It was in Scotland that opposition to the Community Charge first exploded.  I should not suggest for one moment that the anti-smoking ban in Scotland will lead to so much violent protest, but quiet, large scale disobedience is assured.  No matter how softly softly the authorities seek to enforce the ban, it will just cause more hard feeling and generate the political opposition to the measure that was so singularly missing when it was first proposed.

 

As someone who does not smoke, it suits me not to inhale others’ cigarette smoke or have the dubious honour of my clothes smelling as if I had polished off a pack of twenty, personally.  Nevertheless, I feel that smokers are being victimised.  Many non-smokers I have spoken to feel the same way.  Beyond our politicians and persons involved in the provision of medical or health care, amongst non-smokers the support for a ban is soft  or non-existent.  Smokers are currently resentful but compliant.  This resignation to their fate will not last long once the inconvenience of their being unable to smoke in their favoured pub or club has sunk it.  The sheer unfairness of it all will rankle.

 

Many hundreds of thousands of Labour supporters will be directly touched by this ban in a way that Iraq and Sleaze did not.  Iraq did no more than reduce Labour’s Commons majority  from epic landslide proportions to a “pathetic” thumping one of sixty plus.
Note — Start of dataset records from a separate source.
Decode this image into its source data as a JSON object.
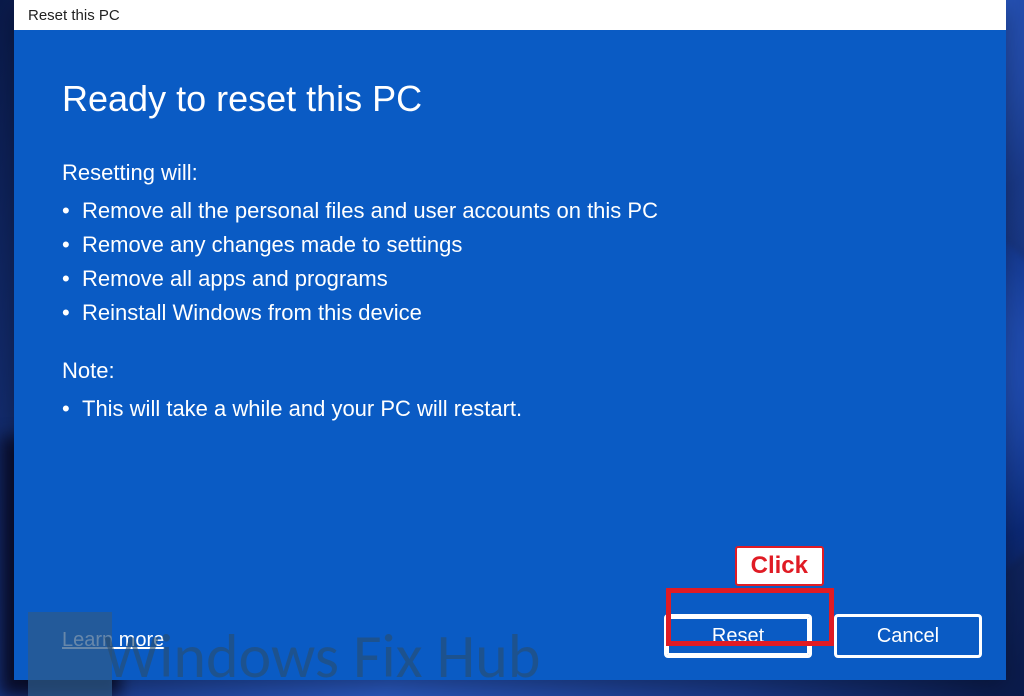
{
  "dialog": {
    "title": "Reset this PC",
    "heading": "Ready to reset this PC",
    "resetting_label": "Resetting will:",
    "reset_bullets": [
      "Remove all the personal files and user accounts on this PC",
      "Remove any changes made to settings",
      "Remove all apps and programs",
      "Reinstall Windows from this device"
    ],
    "note_label": "Note:",
    "note_bullets": [
      "This will take a while and your PC will restart."
    ],
    "learn_more": "Learn more",
    "reset_button": "Reset",
    "cancel_button": "Cancel"
  },
  "annotation": {
    "click_label": "Click"
  },
  "watermark": {
    "text": "Windows Fix Hub"
  },
  "colors": {
    "dialog_blue": "#0a5bc4",
    "highlight_red": "#e01b24"
  }
}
Sleaze, taken on its own, is not likely to lose many seats for Labour, particularly if Honest Gordon takes over at No.10. The smoking ban will irritate many natural supporters and the Government should bear in mind that it is not only bad weather on Polling Day that can keep away Labour supporters.[1]

 


[1] It will be interesting to see how Scottish opposition pans out and whether a corresponding English revolt develops.  Smoking ban begins in Scotland.